According to Thomas, urgent investment is needed to prevent the city from coming to a grinding halt, and partner agencies should come together to change the way people move in and around the city.
The new rail/tram line will include a new station at Rover Way/Newport Road, via the docks, Lloyd George Avenue and the City Line to the northwest of Cardiff and into Rhondda Cynon Taff.
With direct, frequent tram connections to Cardiff Central interchange, the network will help transform the bay and regenerate the link between the city centre, Bute Town and the bay by creating an urban park.
It will improve rail connections and transport access across parts of Cardiff that suffer economic challenges and also help in developing business across the route into Rhondda Cyon Taff.
The network can directly help in linking major new housing sites in north-west Cardiff with the rest of Cardiff and support in managing congestion.
Thomas said: “Cardiff’s transport network needs to change. It was originally designed for a city with a population of 200,000, but today our population is closer to 400,000 and there are another 80,000 commuters travelling into the city by car every day.

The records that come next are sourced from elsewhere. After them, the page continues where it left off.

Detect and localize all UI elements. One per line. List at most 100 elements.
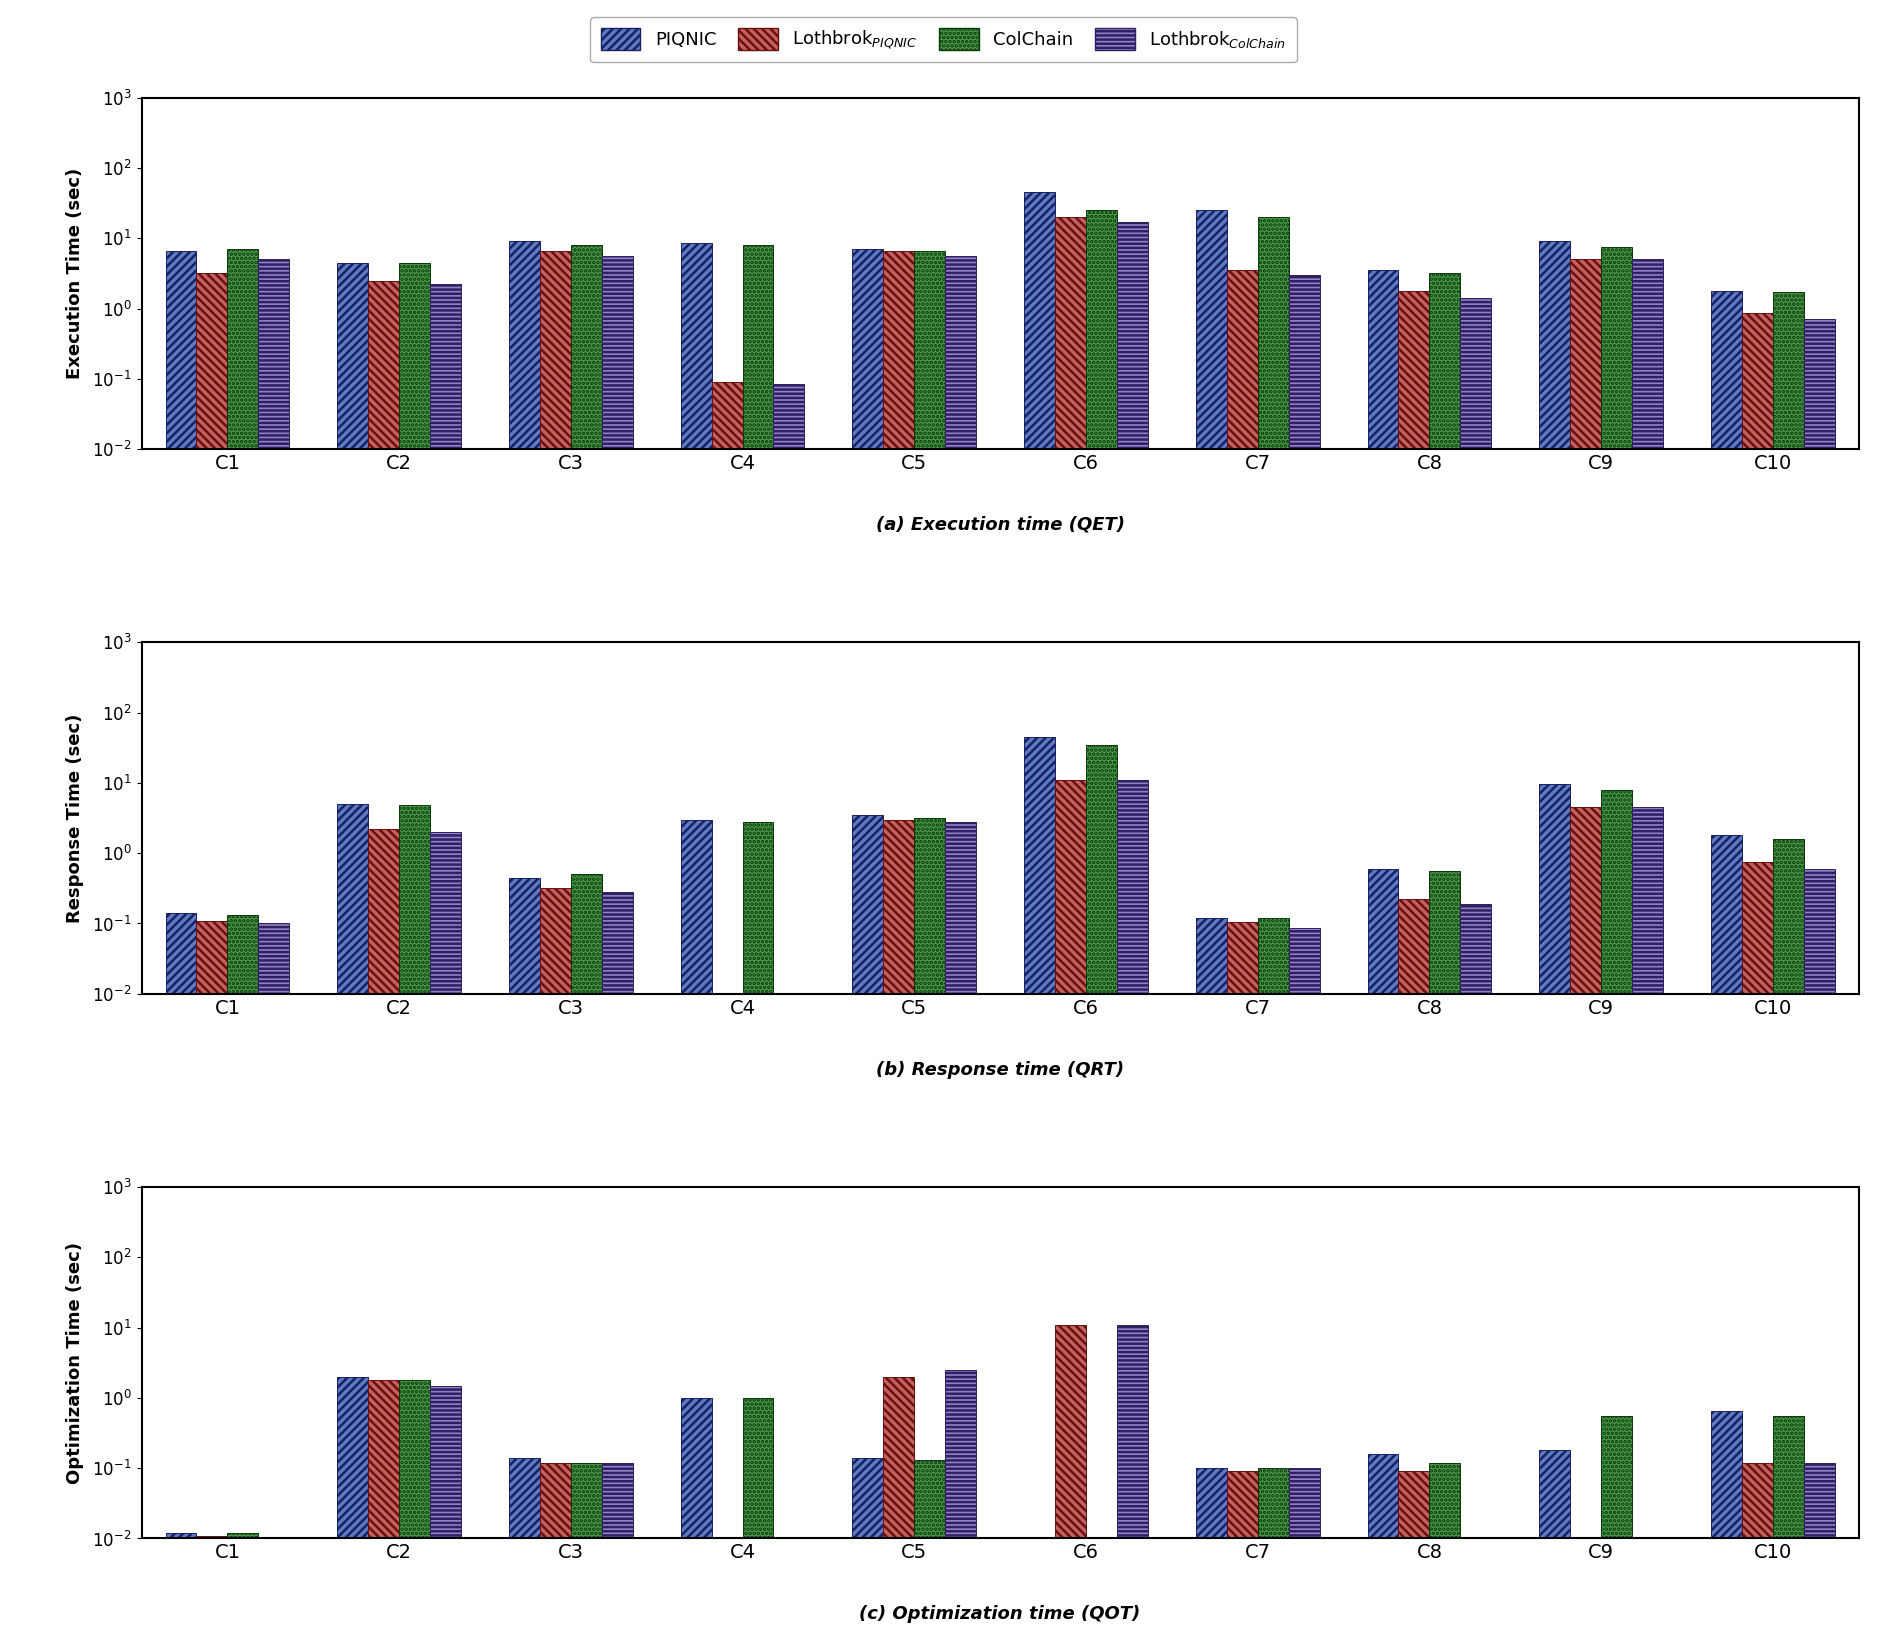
Bar <box>1570 807 1600 1628</box>
Legend: PIQNIC, Lothbrok$_{PIQNIC}$, ColChain, Lothbrok$_{ColChain}$: PIQNIC, Lothbrok$_{PIQNIC}$, ColChain, L… <box>591 18 1296 62</box>
Bar <box>774 384 804 1628</box>
Bar <box>853 1459 883 1628</box>
Bar <box>1398 290 1428 1628</box>
Bar <box>743 246 774 1628</box>
Bar <box>259 923 289 1628</box>
Bar <box>430 1385 460 1628</box>
Bar <box>1712 835 1742 1628</box>
Bar <box>338 262 368 1628</box>
Bar <box>853 249 883 1628</box>
Bar <box>1632 807 1662 1628</box>
Bar <box>1632 259 1662 1628</box>
Bar <box>430 285 460 1628</box>
Y-axis label: Execution Time (sec): Execution Time (sec) <box>66 168 85 379</box>
Bar <box>1774 293 1804 1628</box>
Bar <box>400 262 430 1628</box>
Bar <box>1196 1468 1227 1628</box>
Bar <box>1600 790 1632 1628</box>
Bar <box>1117 780 1147 1628</box>
Bar <box>681 243 711 1628</box>
Bar <box>1055 217 1087 1628</box>
Bar <box>196 920 228 1628</box>
Bar <box>1712 290 1742 1628</box>
Bar <box>1196 210 1227 1628</box>
Bar <box>913 1460 945 1628</box>
Bar <box>1289 928 1319 1628</box>
Bar <box>1289 275 1319 1628</box>
Bar <box>540 1462 570 1628</box>
Bar <box>430 832 460 1628</box>
Bar <box>883 251 913 1628</box>
Bar <box>1461 298 1491 1628</box>
Bar <box>540 887 570 1628</box>
Bar <box>883 819 913 1628</box>
Bar <box>913 817 945 1628</box>
Bar <box>540 251 570 1628</box>
Bar <box>338 804 368 1628</box>
Bar <box>228 1534 259 1628</box>
Y-axis label: Optimization Time (sec): Optimization Time (sec) <box>66 1242 85 1483</box>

“It’s clear to everyone that this situation is unsustainable. We have a network which is already creaking. It only takes one road to go down in the city for delays to ensue. We also have some of the highest levels of NO2 in Wales.
“That is why I am setting out a vision today for a greener, more sustainable city a vision which could transform the way people move around our city by 2030. It is a plan for the future of Cardiff and it affects everyone who lives here and travels here to work.”
The project will integrate the network with key metro stations, schools and other primary destinations. It will make active travel the mode of choice for accessing the Metro by offering routes for cyclists and pedestrians within an 800m radius of Metro stations and increasing station bike parking.
Part of the plan involves creation of child-friendly streets where children can access safe, healthy routes to schools, parks and sporting facilities. This will make neighbourhoods ‘active travel zones’, giving walking and cycling a greater priority over cars and offering attractive routes for local active journeys.
This is expected to make streets around schools safer by restricting vehicular access at drop off / pick up times enforced by using static-cameras.